Soon, the couple asked to be baptized. And a ministry was born. Within a year, Morris was meeting with 10 small groups of Chinese students each week.
“Really, God opened that door,” Morris said. “I had never studied with the Chinese. I don’t know any language. They were open. We were open. Because they were open we just studied with them.”
FROM CONVERTS TO LEADERS
For the next decade, Morris and a few members of the South Baton Rouge church studied with Chinese students and their friends and family.
The ministry grew.
“The fact that they didn’t speak any Chinese and accomplished what they did was remarkable,” said David Finch, whom South Baton Rouge hired in 1997 as a full-time minister to the Chinese population.
David Finch (PHOTO BY JOAN NEE)
Finch understood that the new converts needed to take leadership roles. He encouraged the men to say prayers and serve communion during Sunday worship. Eventually, the men formed a committee to oversee the ministry. The church now has three Chinese deacons.
“You stretch people slowly until they get a little more faith and confidence and they excel,” Finch said. “Once they start taking leadership, that changes everything.”
Because most of the Chinese members are students, many leave after graduation. However, enough have found jobs locally that the ministry maintains a foundation of mature Christians, Finch said.
The Liangs now live in Toronto. Other converts, including Jinshan Wang, have stayed in Baton Rouge. Wang serves as one of the deacons.
Through small-group ministry, the Chinese Christians reach out to their non-Christian countrymen.
“What we have is unique,” Finch said. “We have an opportunity for two cultures to come together and at the same time to meet the needs of those Chinese who need opportunities to study.”
At the South Baton Rouge Church of Christ, Jingtao Feng baptizes a woman from China after studying the Bible with her. (PHOTO BY QIONGFANG NI)
Longtime church members including Sue Carter have watched the Chinese ministry grow and add to the congregation’s diversity.
“Our church represents the make-up of our city,” Carter said.

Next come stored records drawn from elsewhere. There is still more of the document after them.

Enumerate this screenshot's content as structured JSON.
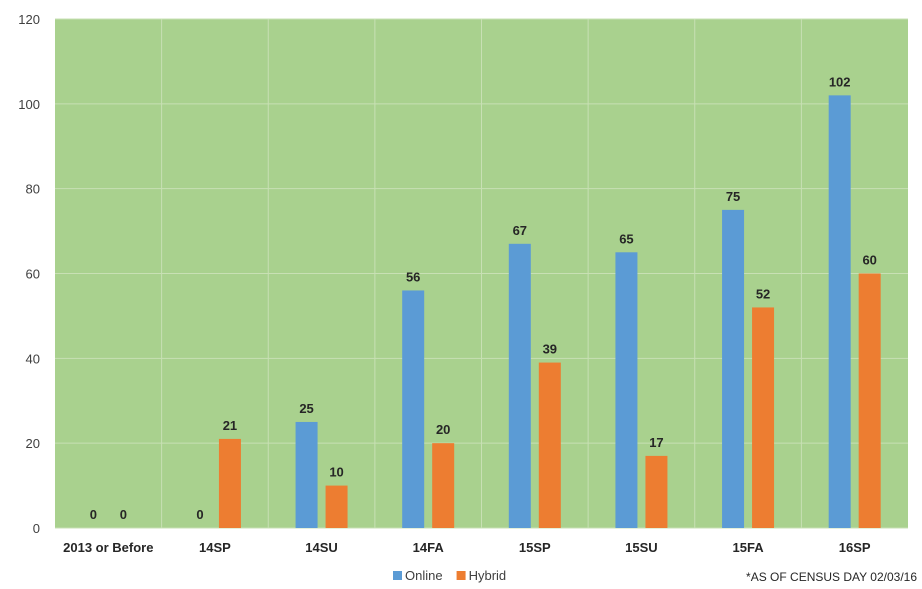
{
  "chart_data": {
    "type": "bar",
    "title": "",
    "xlabel": "",
    "ylabel": "",
    "categories": [
      "2013 or Before",
      "14SP",
      "14SU",
      "14FA",
      "15SP",
      "15SU",
      "15FA",
      "16SP"
    ],
    "series": [
      {
        "name": "Online",
        "color": "#5b9bd5",
        "values": [
          0,
          0,
          25,
          56,
          67,
          65,
          75,
          102
        ]
      },
      {
        "name": "Hybrid",
        "color": "#ed7d31",
        "values": [
          0,
          21,
          10,
          20,
          39,
          17,
          52,
          60
        ]
      }
    ],
    "ylim": [
      0,
      120
    ],
    "yticks": [
      0,
      20,
      40,
      60,
      80,
      100,
      120
    ],
    "grid": true,
    "plot_background": "#a9d18e",
    "legend_position": "bottom",
    "data_labels": true,
    "annotation": "*AS OF CENSUS DAY 02/03/16"
  }
}
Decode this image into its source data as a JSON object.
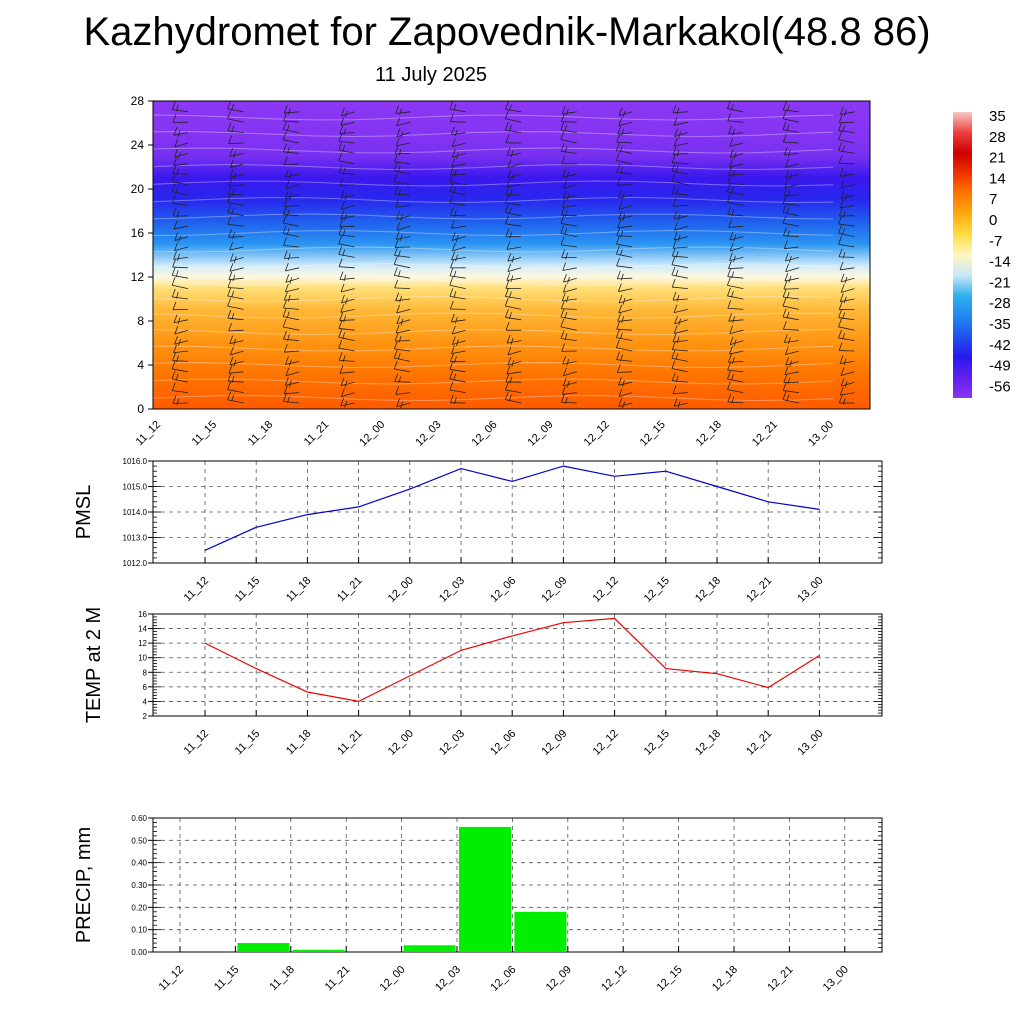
{
  "title": "Kazhydromet for Zapovednik-Markakol(48.8 86)",
  "subtitle": "11 July 2025",
  "chart_data": [
    {
      "type": "heatmap",
      "name": "upper-air temperature cross-section",
      "y_ticks": [
        "0",
        "4",
        "8",
        "12",
        "16",
        "20",
        "24",
        "28"
      ],
      "ylim": [
        0,
        28
      ],
      "x_ticks": [
        "11_12",
        "11_15",
        "11_18",
        "11_21",
        "12_00",
        "12_03",
        "12_06",
        "12_09",
        "12_12",
        "12_15",
        "12_18",
        "12_21",
        "13_00"
      ],
      "colorbar_labels": [
        "35",
        "28",
        "21",
        "14",
        "7",
        "0",
        "-7",
        "-14",
        "-21",
        "-28",
        "-35",
        "-42",
        "-49",
        "-56"
      ],
      "colorbar_stops": [
        "#f7c8c8",
        "#ee4040",
        "#cc0000",
        "#ee3300",
        "#ff7700",
        "#ffaa10",
        "#ffdd44",
        "#fff8c0",
        "#c8e8f8",
        "#30b0ee",
        "#2288ee",
        "#2050ee",
        "#2818ee",
        "#6020ee",
        "#8c34f2"
      ],
      "field_stops": [
        "#ff5a00",
        "#ff7400",
        "#ff9412",
        "#ffb838",
        "#ffdf78",
        "#fff8e0",
        "#d2ecfa",
        "#2a96f2",
        "#2060ee",
        "#2828ee",
        "#3a18ee",
        "#7830f0",
        "#8434f2",
        "#8c38f4"
      ],
      "field_levels": [
        0,
        3,
        6,
        9,
        11,
        12,
        13,
        15,
        17,
        19,
        21,
        23,
        25,
        28
      ],
      "wind_barbs": true
    },
    {
      "type": "line",
      "ylabel": "PMSL",
      "x": [
        "11_12",
        "11_15",
        "11_18",
        "11_21",
        "12_00",
        "12_03",
        "12_06",
        "12_09",
        "12_12",
        "12_15",
        "12_18",
        "12_21",
        "13_00"
      ],
      "values": [
        1012.5,
        1013.4,
        1013.9,
        1014.2,
        1014.9,
        1015.7,
        1015.2,
        1015.8,
        1015.4,
        1015.6,
        1015.0,
        1014.4,
        1014.1
      ],
      "y_ticks": [
        "1012.0",
        "1013.0",
        "1014.0",
        "1015.0",
        "1016.0"
      ],
      "ylim": [
        1012,
        1016
      ],
      "color": "#0000cc",
      "grid": true
    },
    {
      "type": "line",
      "ylabel": "TEMP at 2 M",
      "x": [
        "11_12",
        "11_15",
        "11_18",
        "11_21",
        "12_00",
        "12_03",
        "12_06",
        "12_09",
        "12_12",
        "12_15",
        "12_18",
        "12_21",
        "13_00"
      ],
      "values": [
        12.0,
        8.5,
        5.3,
        4.0,
        7.5,
        11.0,
        13.0,
        14.8,
        15.4,
        8.5,
        7.8,
        5.9,
        10.3
      ],
      "y_ticks": [
        "2",
        "4",
        "6",
        "8",
        "10",
        "12",
        "14",
        "16"
      ],
      "ylim": [
        2,
        16
      ],
      "color": "#ee0000",
      "grid": true
    },
    {
      "type": "bar",
      "ylabel": "PRECIP, mm",
      "categories": [
        "11_12",
        "11_15",
        "11_18",
        "11_21",
        "12_00",
        "12_03",
        "12_06",
        "12_09",
        "12_12",
        "12_15",
        "12_18",
        "12_21",
        "13_00"
      ],
      "values": [
        0,
        0.04,
        0.01,
        0,
        0.03,
        0.56,
        0.18,
        0,
        0,
        0,
        0,
        0,
        0
      ],
      "y_ticks": [
        "0.00",
        "0.10",
        "0.20",
        "0.30",
        "0.40",
        "0.50",
        "0.60"
      ],
      "ylim": [
        0,
        0.6
      ],
      "color": "#00ee00",
      "grid": true
    }
  ]
}
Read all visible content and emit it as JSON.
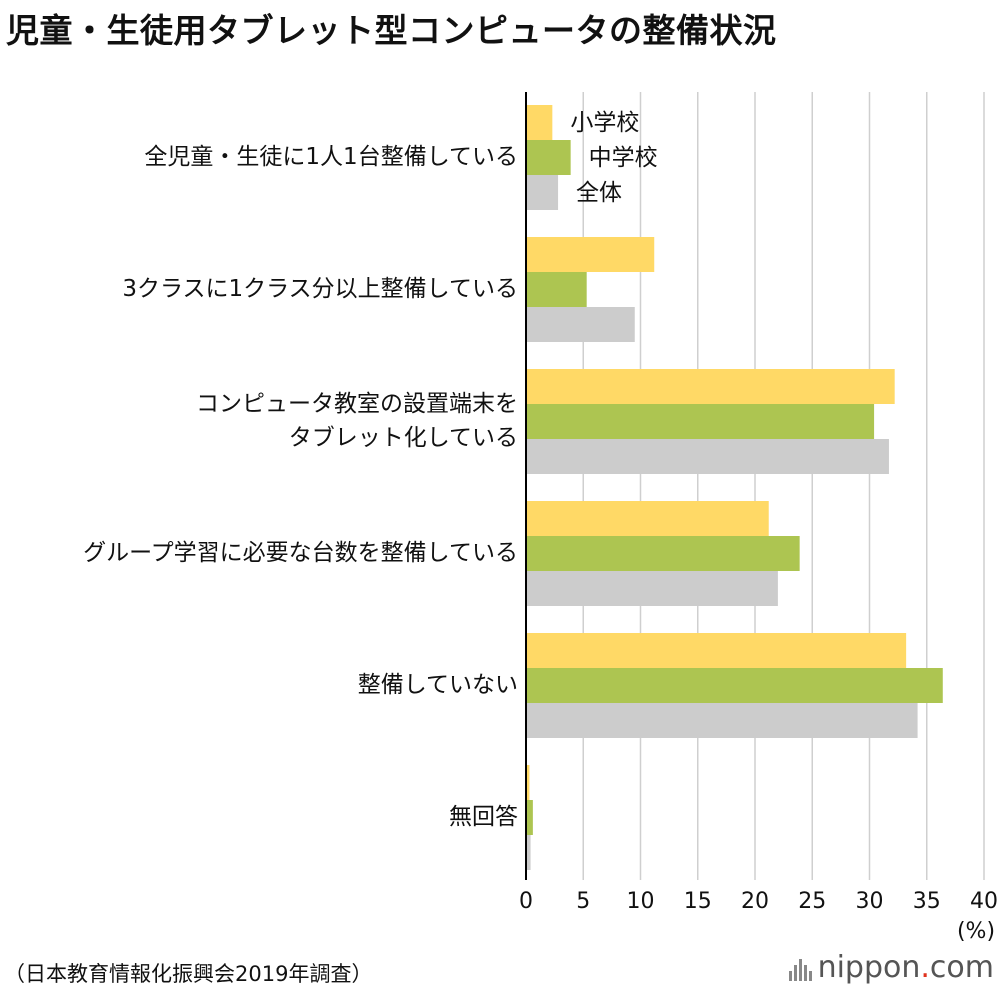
{
  "title": "児童・生徒用タブレット型コンピュータの整備状況",
  "source": "（日本教育情報化振興会2019年調査）",
  "brand": {
    "name": "nippon",
    "dot": ".",
    "tld": "com"
  },
  "colors": {
    "elementary": "#ffd966",
    "junior_high": "#adc551",
    "overall": "#cccccc",
    "grid": "#cfcfcf",
    "axis": "#000000"
  },
  "chart_data": {
    "type": "bar",
    "orientation": "horizontal",
    "title": "児童・生徒用タブレット型コンピュータの整備状況",
    "categories": [
      [
        "全児童・生徒に1人1台整備している"
      ],
      [
        "3クラスに1クラス分以上整備している"
      ],
      [
        "コンピュータ教室の設置端末を",
        "タブレット化している"
      ],
      [
        "グループ学習に必要な台数を整備している"
      ],
      [
        "整備していない"
      ],
      [
        "無回答"
      ]
    ],
    "series": [
      {
        "name": "小学校",
        "color": "#ffd966",
        "values": [
          2.3,
          11.2,
          32.2,
          21.2,
          33.2,
          0.3
        ]
      },
      {
        "name": "中学校",
        "color": "#adc551",
        "values": [
          3.9,
          5.3,
          30.4,
          23.9,
          36.4,
          0.6
        ]
      },
      {
        "name": "全体",
        "color": "#cccccc",
        "values": [
          2.8,
          9.5,
          31.7,
          22.0,
          34.2,
          0.4
        ]
      }
    ],
    "xlim": [
      0,
      40
    ],
    "xticks": [
      0,
      5,
      10,
      15,
      20,
      25,
      30,
      35,
      40
    ],
    "xunit": "(%)",
    "legend": "inline-first-group"
  }
}
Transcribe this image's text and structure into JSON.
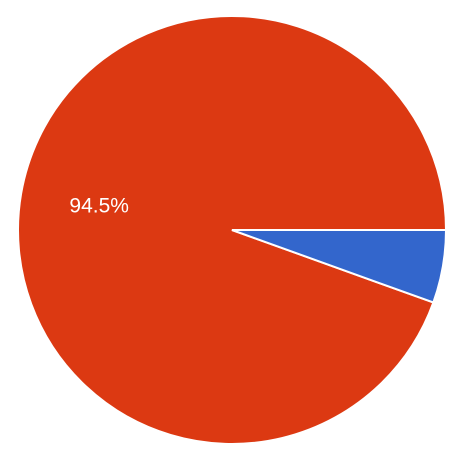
{
  "chart_data": {
    "type": "pie",
    "slices": [
      {
        "value": 94.5,
        "label": "94.5%",
        "color": "#dc3912"
      },
      {
        "value": 5.5,
        "label": "",
        "color": "#3366cc"
      }
    ],
    "start_direction": "east",
    "direction": "counter-clockwise",
    "slice_border_color": "#ffffff"
  }
}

New generations of Chinese believers have raised their children in the church, said Lance Hendrix, who directs Camp Smiling Acres, which serves Churches of Christ in the area.
“They really focus in on some of the fundamentals” of the Christian faith, Hendrix said, “and they don’t really get caught up in what I would call the peripheral elements.”
Gene Fu signs a piece of art that reads “Jesus is the Lord of our House” in Chinese. The art was framed and given to volunteers who helped the Chinese ministry grow. (PHOTO BY KYLE PEVETO)
The Chinese members hope to spread God’s word in their home nation, where interest in Christianity is on the rise. The Pew Research Center estimates that as much as 5 percent of the nation’s 1.3 billion souls now profess Christ as Lord.
Three years ago, the Chinese ministry of the South Baton Rouge church started supporting mission efforts in China. They devote about one-third of the Chinese ministry’s budget to the work, and the congregation’s missions committee has promised to match it.
For all of those back home who don’t yet know God, the love of Christ will change their lives, Erhei Liang said.
“We have hope,” he said. “I think Christianity is the most wonderful thing on the earth. To live in that life is the ideal life in this world.”